El sábado de Carnaval no esperé a que saliese el Sol. La gracia estaba en mezclarse con la multitud en un tiempo fugaz, el necesario para, lejos de cualquier ánimo platónico, dejarse llevar en su justa medida por los efluvios de Epicúreo, por las caderas de la bachata entre el tormento del reguetón. Deambular festivo y apretado junto a cuerpos coloridos y joviales es un ¡ay, ay, ay! gozoso, esférico, un ronroneo persistente de gatas sin calores ni hechizos ni espinas. Es una marea sin desespero de miradas, hambres y sed, una gran comparsa de pescaditos hábiles en el coral, en siete mares de meadas a troche y moche. Ninguna de chucho que alce la pata. Las vemos, canta Alberti, lentas, precipitadas, tristes, alegres, dulces, blandas, duras. También en noches oscuras y en luminosas madrugadas.
Chicharro con plumas de apache. No intentes entenderlo. El río efímero fascina. No hay miedo a las alturas. Ja, ja, ja… Reírse sin necesidad, besos húmedos, tontos, gritos de guerra. La faraona del Far West no muere de frío. ¡Bailas, muñeca! Decenas de adonis lucen torsos desnudos, depilados. No precisan traje. La piel calienta, se venera en un templo que no requiere psicoanálisis. Rasga la guitarra, toca el güiro, los bongós prohibidos. No te quedes con ganas de mear.
Quiero estar dentro. Me pierdo en la marejada sin ventanas. No sé qué rayos pasa. Huimos de la bronca en el cardumen. Es un día sin caída libre, una película de romanos, una historia de enfermeras y neones. Imposible domar al gentío, callarse como un tuso. De pronto asoman culos blancos en cuclillas, en batería, rayanos a la pared. Te miran. Son culos con vida propia, autónomos, meones, facundos. Tonto el último culo. Es lo que tiene beber sin ojos abatidos. ¡Cuidado! Vienen curvas y riadas.
Perros calientes que matan el hambre y hombres apostados en atalayas con el pene al aire. Los machos alfa erectos parecen gorilas, animales de pelo en pecho sin pudor ni na. Miccionan en ángulo recto y por aspersión. En la ribera crecen juncos y barras de pan en la mano.

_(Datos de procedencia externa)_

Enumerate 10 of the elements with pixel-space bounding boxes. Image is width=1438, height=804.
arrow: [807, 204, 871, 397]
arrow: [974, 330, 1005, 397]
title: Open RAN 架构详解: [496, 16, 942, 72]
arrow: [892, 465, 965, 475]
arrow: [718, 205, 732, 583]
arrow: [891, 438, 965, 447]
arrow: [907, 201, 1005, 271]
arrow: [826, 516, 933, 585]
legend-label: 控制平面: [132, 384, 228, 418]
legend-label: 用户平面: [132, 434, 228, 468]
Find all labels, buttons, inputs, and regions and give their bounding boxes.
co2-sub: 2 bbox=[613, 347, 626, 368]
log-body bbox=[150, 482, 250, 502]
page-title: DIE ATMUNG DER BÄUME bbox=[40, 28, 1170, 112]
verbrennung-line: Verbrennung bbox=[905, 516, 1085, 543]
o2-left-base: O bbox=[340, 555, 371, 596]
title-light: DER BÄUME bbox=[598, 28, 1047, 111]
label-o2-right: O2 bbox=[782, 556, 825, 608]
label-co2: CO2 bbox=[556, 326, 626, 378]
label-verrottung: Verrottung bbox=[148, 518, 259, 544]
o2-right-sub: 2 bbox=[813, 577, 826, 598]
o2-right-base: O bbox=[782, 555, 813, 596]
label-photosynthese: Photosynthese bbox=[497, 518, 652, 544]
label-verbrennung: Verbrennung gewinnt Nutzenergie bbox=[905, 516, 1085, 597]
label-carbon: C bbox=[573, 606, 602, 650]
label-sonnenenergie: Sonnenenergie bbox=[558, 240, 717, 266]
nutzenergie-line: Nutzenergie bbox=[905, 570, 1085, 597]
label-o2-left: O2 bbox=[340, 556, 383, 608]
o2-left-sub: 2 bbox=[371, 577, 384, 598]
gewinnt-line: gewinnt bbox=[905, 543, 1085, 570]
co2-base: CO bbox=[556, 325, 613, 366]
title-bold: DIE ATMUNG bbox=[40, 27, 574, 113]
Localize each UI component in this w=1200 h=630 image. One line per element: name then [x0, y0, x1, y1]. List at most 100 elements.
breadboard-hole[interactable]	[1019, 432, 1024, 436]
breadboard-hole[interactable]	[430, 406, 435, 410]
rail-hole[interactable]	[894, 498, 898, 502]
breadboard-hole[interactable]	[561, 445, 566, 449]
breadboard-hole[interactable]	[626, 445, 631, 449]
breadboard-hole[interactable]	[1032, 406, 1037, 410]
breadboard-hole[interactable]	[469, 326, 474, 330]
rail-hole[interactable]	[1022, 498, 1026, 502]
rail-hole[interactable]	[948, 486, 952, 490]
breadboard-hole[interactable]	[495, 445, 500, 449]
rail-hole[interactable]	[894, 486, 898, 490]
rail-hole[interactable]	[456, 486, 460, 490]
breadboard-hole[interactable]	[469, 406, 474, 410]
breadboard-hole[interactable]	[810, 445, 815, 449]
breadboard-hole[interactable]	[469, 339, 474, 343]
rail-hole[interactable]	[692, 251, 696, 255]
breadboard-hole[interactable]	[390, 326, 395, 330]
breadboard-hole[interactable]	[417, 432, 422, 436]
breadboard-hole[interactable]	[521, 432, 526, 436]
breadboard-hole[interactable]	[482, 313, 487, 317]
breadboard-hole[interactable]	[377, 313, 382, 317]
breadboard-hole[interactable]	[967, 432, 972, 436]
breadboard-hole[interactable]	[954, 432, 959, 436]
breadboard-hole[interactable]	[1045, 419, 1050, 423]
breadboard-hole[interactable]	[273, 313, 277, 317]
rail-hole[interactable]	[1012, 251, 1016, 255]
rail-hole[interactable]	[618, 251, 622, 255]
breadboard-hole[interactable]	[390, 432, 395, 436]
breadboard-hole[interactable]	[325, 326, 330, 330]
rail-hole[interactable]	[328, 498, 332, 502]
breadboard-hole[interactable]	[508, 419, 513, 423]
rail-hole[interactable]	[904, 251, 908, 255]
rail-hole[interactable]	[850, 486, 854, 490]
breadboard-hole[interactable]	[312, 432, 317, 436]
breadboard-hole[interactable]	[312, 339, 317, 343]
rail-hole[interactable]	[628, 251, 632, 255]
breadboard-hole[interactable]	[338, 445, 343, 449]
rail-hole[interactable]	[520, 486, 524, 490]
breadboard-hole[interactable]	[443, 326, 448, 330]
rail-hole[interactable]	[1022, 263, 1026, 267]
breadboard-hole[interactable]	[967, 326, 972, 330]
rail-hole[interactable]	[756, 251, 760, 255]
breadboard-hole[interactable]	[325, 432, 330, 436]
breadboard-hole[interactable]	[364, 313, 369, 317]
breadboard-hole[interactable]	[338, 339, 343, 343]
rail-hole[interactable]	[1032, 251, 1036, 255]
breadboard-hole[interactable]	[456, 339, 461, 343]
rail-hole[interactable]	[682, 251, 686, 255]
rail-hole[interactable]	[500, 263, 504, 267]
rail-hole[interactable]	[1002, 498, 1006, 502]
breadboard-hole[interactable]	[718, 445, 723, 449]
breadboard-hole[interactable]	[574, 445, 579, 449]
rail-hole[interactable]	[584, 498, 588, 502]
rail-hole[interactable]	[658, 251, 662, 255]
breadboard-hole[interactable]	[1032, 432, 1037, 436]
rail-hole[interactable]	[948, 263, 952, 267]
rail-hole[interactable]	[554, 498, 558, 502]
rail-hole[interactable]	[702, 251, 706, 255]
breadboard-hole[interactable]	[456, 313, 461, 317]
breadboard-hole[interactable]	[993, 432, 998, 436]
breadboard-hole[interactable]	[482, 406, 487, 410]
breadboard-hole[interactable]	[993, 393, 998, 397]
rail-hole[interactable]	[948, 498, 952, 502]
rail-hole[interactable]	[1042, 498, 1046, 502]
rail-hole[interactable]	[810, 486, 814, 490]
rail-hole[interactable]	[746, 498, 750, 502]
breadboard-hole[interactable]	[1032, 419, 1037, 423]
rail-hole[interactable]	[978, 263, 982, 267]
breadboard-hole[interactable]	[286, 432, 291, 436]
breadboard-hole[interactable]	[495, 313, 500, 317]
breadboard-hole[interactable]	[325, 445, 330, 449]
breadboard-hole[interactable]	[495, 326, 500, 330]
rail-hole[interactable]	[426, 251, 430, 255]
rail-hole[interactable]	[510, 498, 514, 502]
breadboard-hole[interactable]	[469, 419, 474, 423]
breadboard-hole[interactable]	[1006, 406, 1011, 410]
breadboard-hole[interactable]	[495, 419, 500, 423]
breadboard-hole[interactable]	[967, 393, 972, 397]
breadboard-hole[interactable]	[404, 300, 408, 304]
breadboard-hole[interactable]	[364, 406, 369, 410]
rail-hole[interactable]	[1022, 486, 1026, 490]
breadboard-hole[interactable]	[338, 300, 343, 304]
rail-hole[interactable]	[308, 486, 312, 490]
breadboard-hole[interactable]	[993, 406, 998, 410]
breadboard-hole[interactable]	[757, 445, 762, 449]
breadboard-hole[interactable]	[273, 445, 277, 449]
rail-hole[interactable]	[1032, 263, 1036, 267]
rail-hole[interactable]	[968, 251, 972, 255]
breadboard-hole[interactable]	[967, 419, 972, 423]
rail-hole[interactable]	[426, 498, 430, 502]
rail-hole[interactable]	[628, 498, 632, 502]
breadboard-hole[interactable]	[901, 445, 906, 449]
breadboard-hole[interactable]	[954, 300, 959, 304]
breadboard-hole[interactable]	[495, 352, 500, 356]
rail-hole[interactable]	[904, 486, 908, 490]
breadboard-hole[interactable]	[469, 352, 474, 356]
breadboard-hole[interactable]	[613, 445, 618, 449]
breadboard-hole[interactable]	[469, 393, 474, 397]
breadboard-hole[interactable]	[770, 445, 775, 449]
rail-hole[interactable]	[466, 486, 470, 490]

En el Casino orinan damas y caballeros. En la calle lo hacen faldas y pantalones sin pañales. Cenicientas y gastones de medianoche. Ellas, elles, ellos. La biología. Vejigas del pueblo disfrazado. Batucadas con rastro. Volvería a hacerlo. Batalla perdida. La infancia que llevamos dentro sale a flote en el patio del colegio, en el timbre del cambio de hora, en la espontaneidad del columpio, en el abrazo, en el escalofrío de la fiebre, en el alboroto de montalachica, en el Entierro de la Sardina.
Amalgama de olores: orina, alcohol, sudor, perfume, porros… Peste. Letrinas democráticas de puertas abiertas hasta el amanecer. Al alba, sobre el asfalto mugriento, solo quedan residuos y conciencias. Los colores del Mundo mojados en excrementos, en lo más corpóreo del ser humano. Polvo y criaturas somos. Benditas cañas, tequilas, cubatas locos y güisquis de fiesta que no se olvidan. Contigo.
La vuelta al redil, a las sábanas limpias, al vaho en el espejo, al silencio, a la resaca, al teléfono, al sentido, a las palabras en blanco y negro, a la nevera, a la colada que se tiende callada. Y una meada porque me da la gana en la roca del cuarto de baño. Fontanería divina, íntima, a medida del alma que cuida lo más profundo de los esfínteres. Sin el inodoro somos una caricatura, una nave tarambana, una uña sucia, una mascota desahuciada, una flor seca, un piojo solitario, una ladilla en barbecho. Sin el trono somos como Raquel Welch en territorio hostil. Hace un millón de años.